The event->sink link is established at creation. At event::add(), we
check the sink is free (i.e, it is inactive) or is used by an event
of the same session (this is where the owner field *was* required. But
this is not needed anymore, as we cache the "owner" read pid in the 
handle->rb->aux_priv for each event and this is compared against the
pid from the handle currently driving the hardware)


> 
> If it fails, event creation fails, the end.
> 

> On success, we have the sink pointer in our event and we never ever need
> to look at ->owner ever again.

Correct, we don't need it after the event creation "one part of the 
patch" as explained above.

> 
> I'm also not seeing why exactly we need ->owner in the first place.
> 
> Suppose we make the sink0 device return -EBUSY on open() when it is
> active. Then a perf session can open the sink0 device, create perf
> events and attach them to the sink0 device using
> perf_event_attr::config2. The events will attach to sink0 and increment
> its usage count, such that any further open() will fail.

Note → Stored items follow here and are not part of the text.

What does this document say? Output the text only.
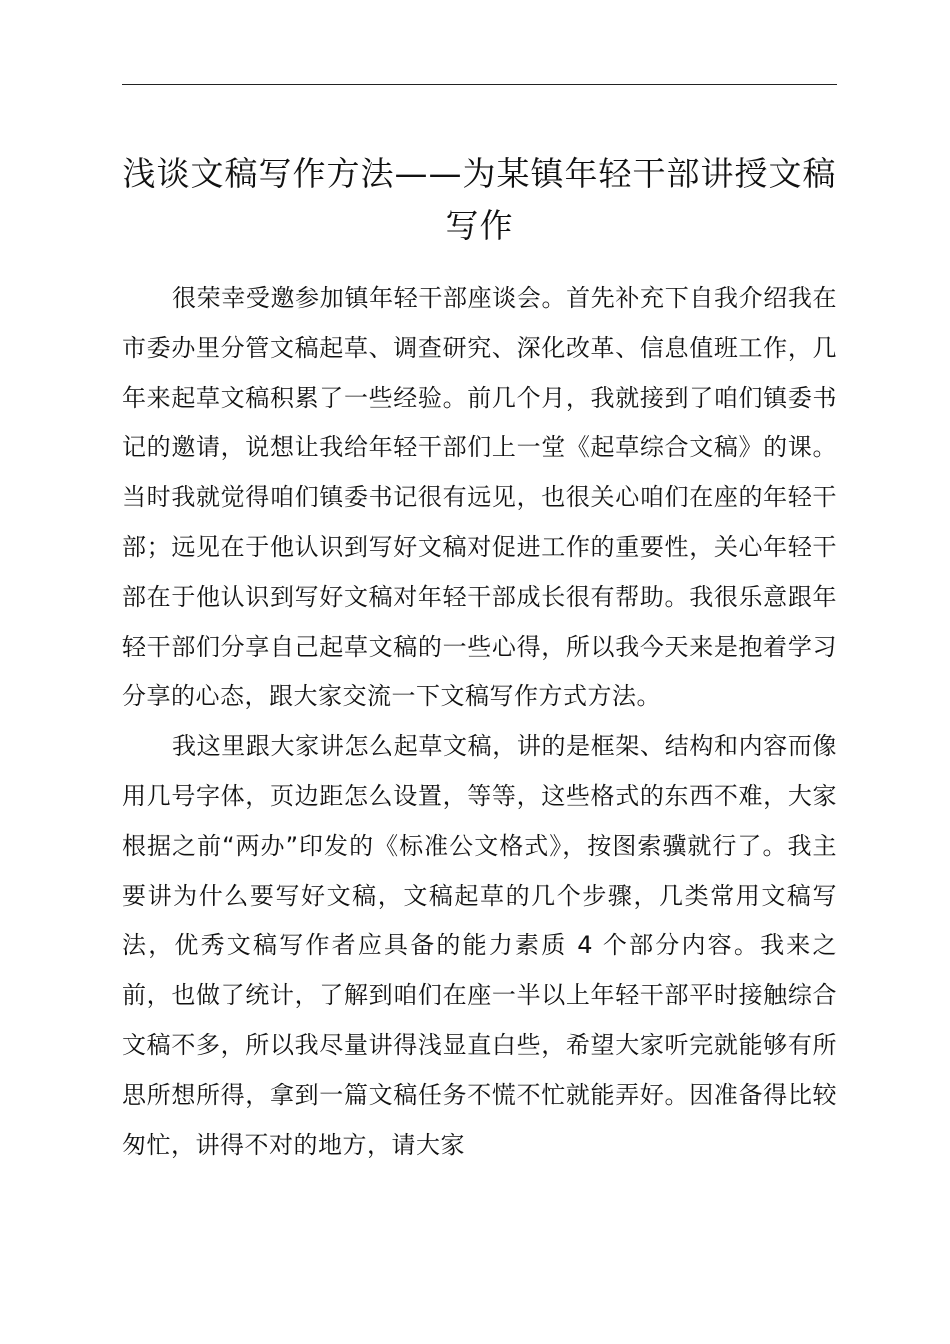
浅谈文稿写作方法——为某镇年轻干部讲授文稿写作

很荣幸受邀参加镇年轻干部座谈会。首先补充下自我介绍我在市委办里分管文稿起草、调查研究、深化改革、信息值班工作，几年来起草文稿积累了一些经验。前几个月，我就接到了咱们镇委书记的邀请，说想让我给年轻干部们上一堂《起草综合文稿》的课。当时我就觉得咱们镇委书记很有远见，也很关心咱们在座的年轻干部；远见在于他认识到写好文稿对促进工作的重要性，关心年轻干部在于他认识到写好文稿对年轻干部成长很有帮助。我很乐意跟年轻干部们分享自己起草文稿的一些心得，所以我今天来是抱着学习分享的心态，跟大家交流一下文稿写作方式方法。

我这里跟大家讲怎么起草文稿，讲的是框架、结构和内容而像用几号字体，页边距怎么设置，等等，这些格式的东西不难，大家根据之前“两办”印发的《标准公文格式》，按图索骥就行了。我主要讲为什么要写好文稿，文稿起草的几个步骤，几类常用文稿写法，优秀文稿写作者应具备的能力素质 4 个部分内容。我来之前，也做了统计，了解到咱们在座一半以上年轻干部平时接触综合文稿不多，所以我尽量讲得浅显直白些，希望大家听完就能够有所思所想所得，拿到一篇文稿任务不慌不忙就能弄好。因准备得比较匆忙，讲得不对的地方，请大家
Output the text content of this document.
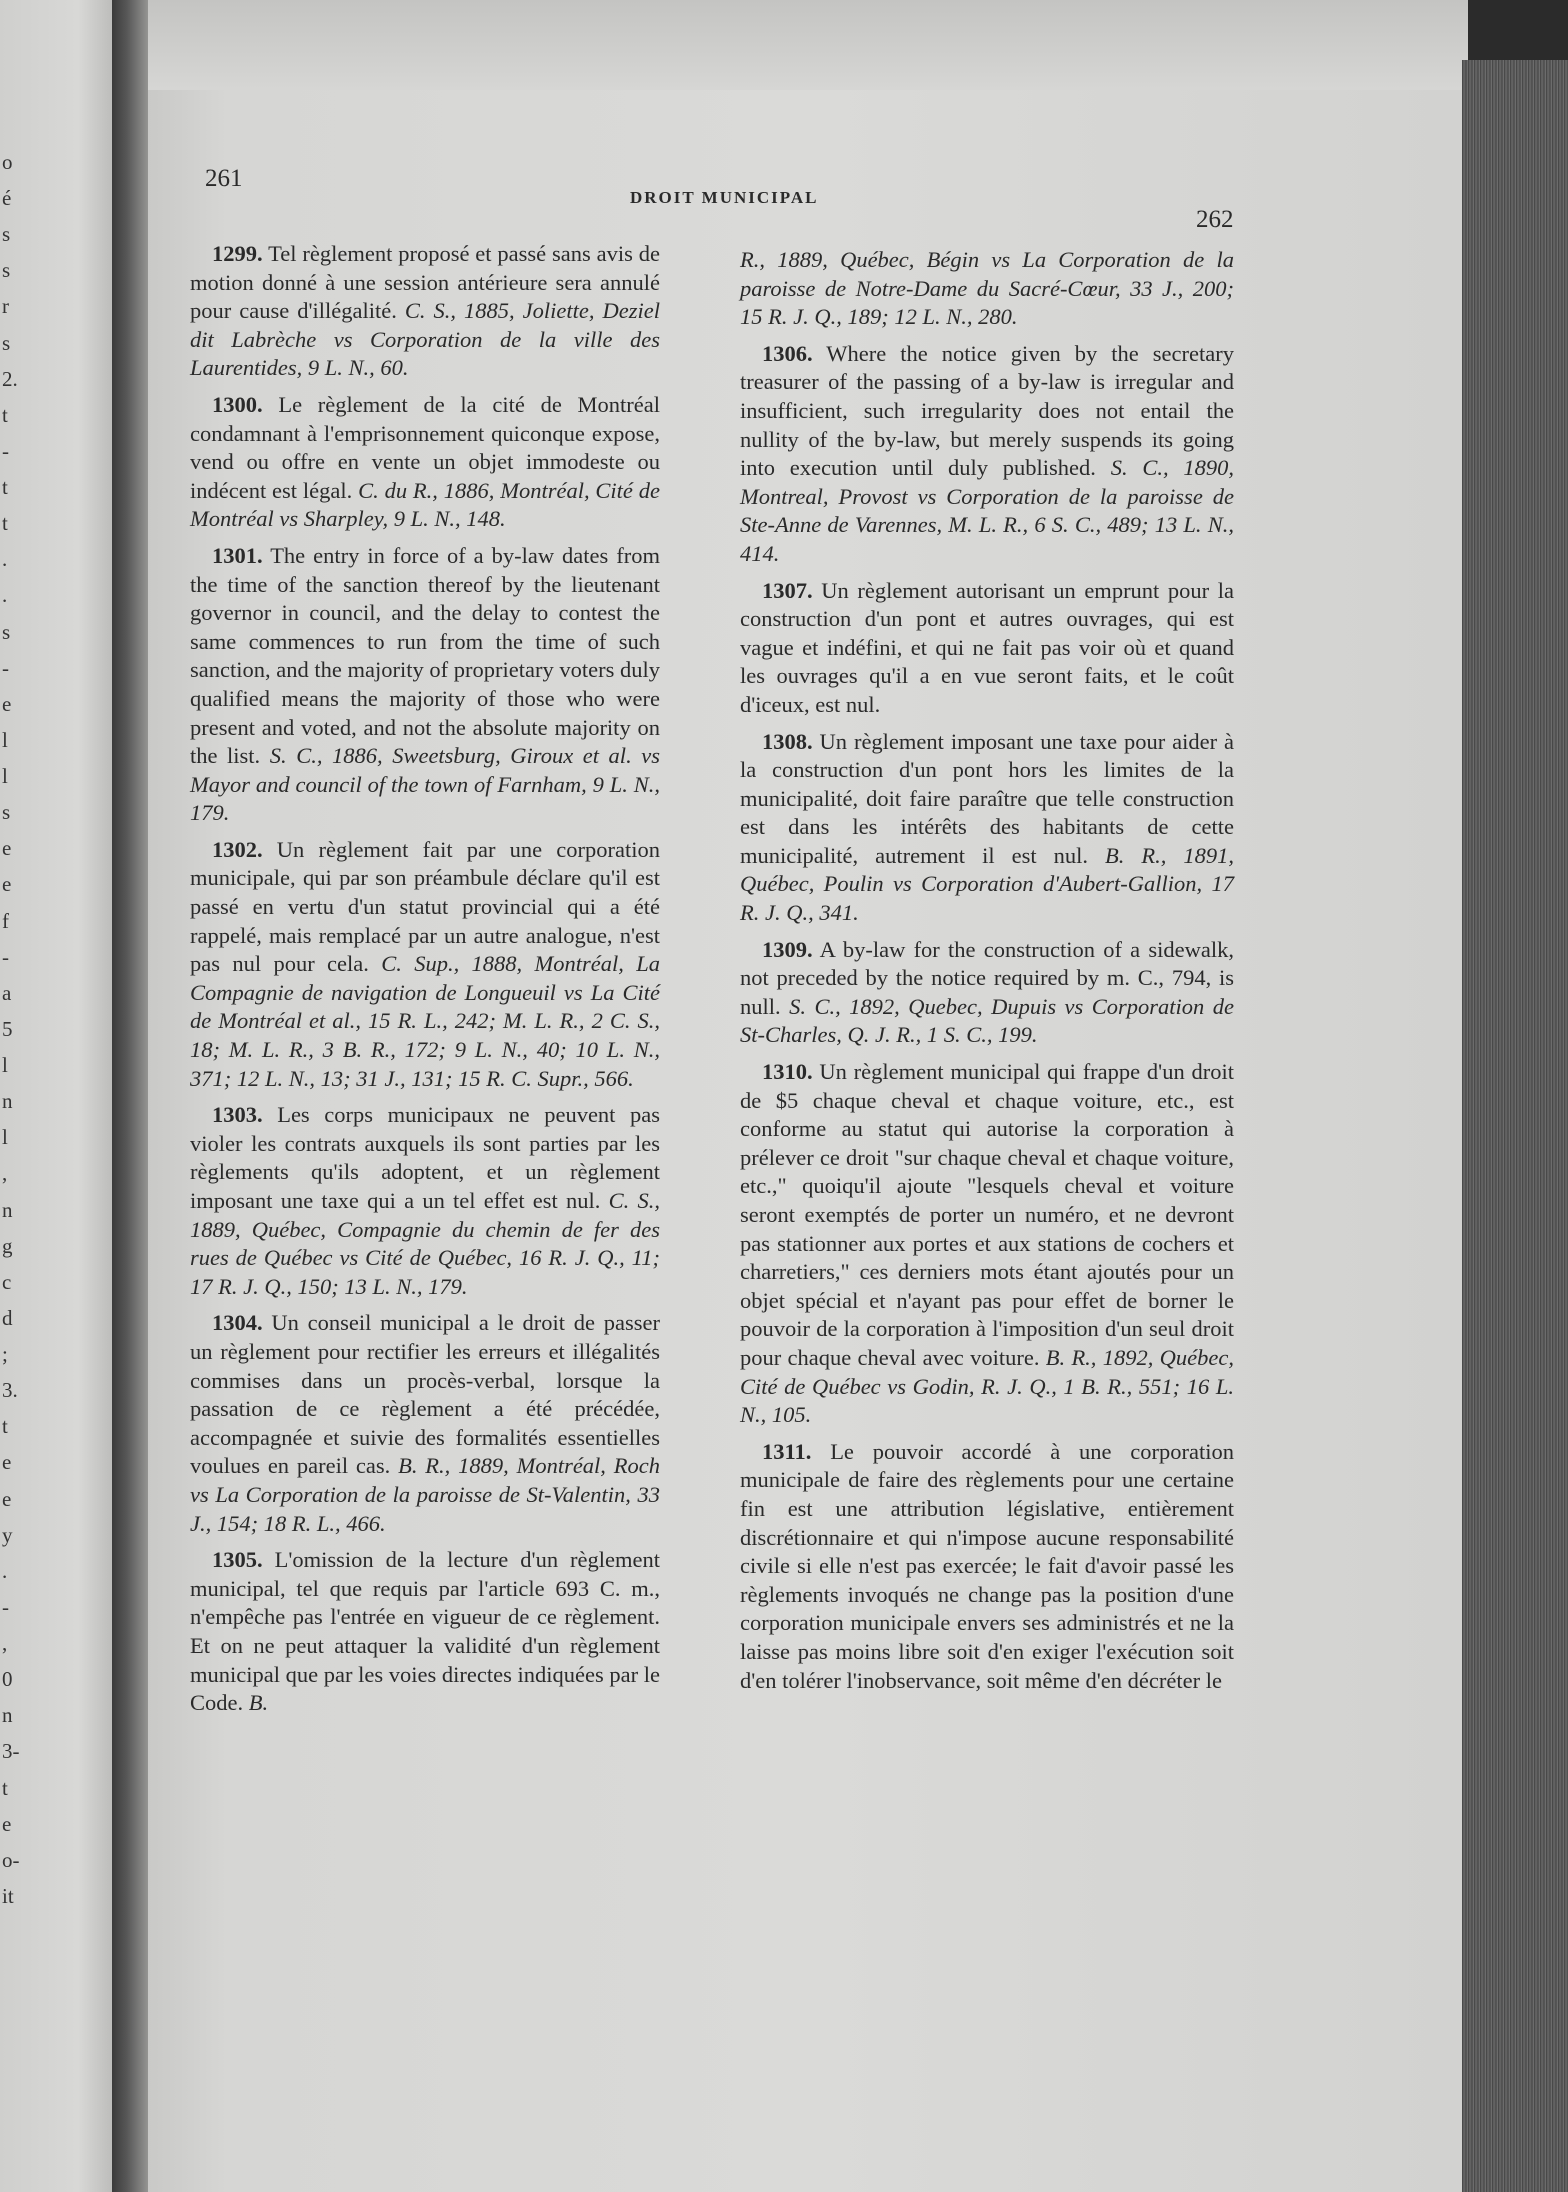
o
é
s
s
r
s
2.
t
-
t
t
.
.
s
-
e
l
l
s
e
e
f
-
a
5
l
n
l
,
n
g
c
d
;
3.
t
e
e
y
.
-
,
0
n
3-
t
e
o-
it
261
262
DROIT MUNICIPAL

1299. Tel règlement proposé et passé sans avis de motion donné à une session antérieure sera annulé pour cause d'illégalité. C. S., 1885, Joliette, Deziel dit Labrèche vs Corporation de la ville des Laurentides, 9 L. N., 60.

1300. Le règlement de la cité de Montréal condamnant à l'emprisonnement quiconque expose, vend ou offre en vente un objet immodeste ou indécent est légal. C. du R., 1886, Montréal, Cité de Montréal vs Sharpley, 9 L. N., 148.

1301. The entry in force of a by-law dates from the time of the sanction thereof by the lieutenant governor in council, and the delay to contest the same commences to run from the time of such sanction, and the majority of proprietary voters duly qualified means the majority of those who were present and voted, and not the absolute majority on the list. S. C., 1886, Sweetsburg, Giroux et al. vs Mayor and council of the town of Farnham, 9 L. N., 179.

1302. Un règlement fait par une corporation municipale, qui par son préambule déclare qu'il est passé en vertu d'un statut provincial qui a été rappelé, mais remplacé par un autre analogue, n'est pas nul pour cela. C. Sup., 1888, Montréal, La Compagnie de navigation de Longueuil vs La Cité de Montréal et al., 15 R. L., 242; M. L. R., 2 C. S., 18; M. L. R., 3 B. R., 172; 9 L. N., 40; 10 L. N., 371; 12 L. N., 13; 31 J., 131; 15 R. C. Supr., 566.

1303. Les corps municipaux ne peuvent pas violer les contrats auxquels ils sont parties par les règlements qu'ils adoptent, et un règlement imposant une taxe qui a un tel effet est nul. C. S., 1889, Québec, Compagnie du chemin de fer des rues de Québec vs Cité de Québec, 16 R. J. Q., 11; 17 R. J. Q., 150; 13 L. N., 179.

1304. Un conseil municipal a le droit de passer un règlement pour rectifier les erreurs et illégalités commises dans un procès-verbal, lorsque la passation de ce règlement a été précédée, accompagnée et suivie des formalités essentielles voulues en pareil cas. B. R., 1889, Montréal, Roch vs La Corporation de la paroisse de St-Valentin, 33 J., 154; 18 R. L., 466.

1305. L'omission de la lecture d'un règlement municipal, tel que requis par l'article 693 C. m., n'empêche pas l'entrée en vigueur de ce règlement. Et on ne peut attaquer la validité d'un règlement municipal que par les voies directes indiquées par le Code. B.

R., 1889, Québec, Bégin vs La Corporation de la paroisse de Notre-Dame du Sacré-Cœur, 33 J., 200; 15 R. J. Q., 189; 12 L. N., 280.

1306. Where the notice given by the secretary treasurer of the passing of a by-law is irregular and insufficient, such irregularity does not entail the nullity of the by-law, but merely suspends its going into execution until duly published. S. C., 1890, Montreal, Provost vs Corporation de la paroisse de Ste-Anne de Varennes, M. L. R., 6 S. C., 489; 13 L. N., 414.

1307. Un règlement autorisant un emprunt pour la construction d'un pont et autres ouvrages, qui est vague et indéfini, et qui ne fait pas voir où et quand les ouvrages qu'il a en vue seront faits, et le coût d'iceux, est nul.

1308. Un règlement imposant une taxe pour aider à la construction d'un pont hors les limites de la municipalité, doit faire paraître que telle construction est dans les intérêts des habitants de cette municipalité, autrement il est nul. B. R., 1891, Québec, Poulin vs Corporation d'Aubert-Gallion, 17 R. J. Q., 341.

1309. A by-law for the construction of a sidewalk, not preceded by the notice required by m. C., 794, is null. S. C., 1892, Quebec, Dupuis vs Corporation de St-Charles, Q. J. R., 1 S. C., 199.

1310. Un règlement municipal qui frappe d'un droit de $5 chaque cheval et chaque voiture, etc., est conforme au statut qui autorise la corporation à prélever ce droit "sur chaque cheval et chaque voiture, etc.," quoiqu'il ajoute "lesquels cheval et voiture seront exemptés de porter un numéro, et ne devront pas stationner aux portes et aux stations de cochers et charretiers," ces derniers mots étant ajoutés pour un objet spécial et n'ayant pas pour effet de borner le pouvoir de la corporation à l'imposition d'un seul droit pour chaque cheval avec voiture. B. R., 1892, Québec, Cité de Québec vs Godin, R. J. Q., 1 B. R., 551; 16 L. N., 105.

1311. Le pouvoir accordé à une corporation municipale de faire des règlements pour une certaine fin est une attribution législative, entièrement discrétionnaire et qui n'impose aucune responsabilité civile si elle n'est pas exercée; le fait d'avoir passé les règlements invoqués ne change pas la position d'une corporation municipale envers ses administrés et ne la laisse pas moins libre soit d'en exiger l'exécution soit d'en tolérer l'inobservance, soit même d'en décréter le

Thats where we are diverging. The sink device doesn't have any fops. It
is all managed by the coresight driver transparent to the perf tool. All
the perf tool does is, specifying which sink to use (btw, we now have
automatic sink selection support which gets rid of this, and uses
the best possible sink e.g, in case of per-CPU sinks).

> 
> Once the events are created, the perf tool close()s the sink0 device,
> which is now will in-use by the events. No other events can be attached
> to it.
> 
> Or are you doing the event->sink mapping every time you do: pmu::add()?
> That sounds insane.

Sink is already mapped at event create. But yes, the refcount on the
sink is managed at start/stop. Thats when we need to make sure that the
event being scheduled belongs to the same owner as the one already
driving the sink.

That way another session could use the same sink if it is free. i.e

perf record -e cs_etm/@...k0/u --per-thread app1

and

perf record -e cs_etm/@...k0/u --per-thread app2

both can work as long as the sink is not used by the other session.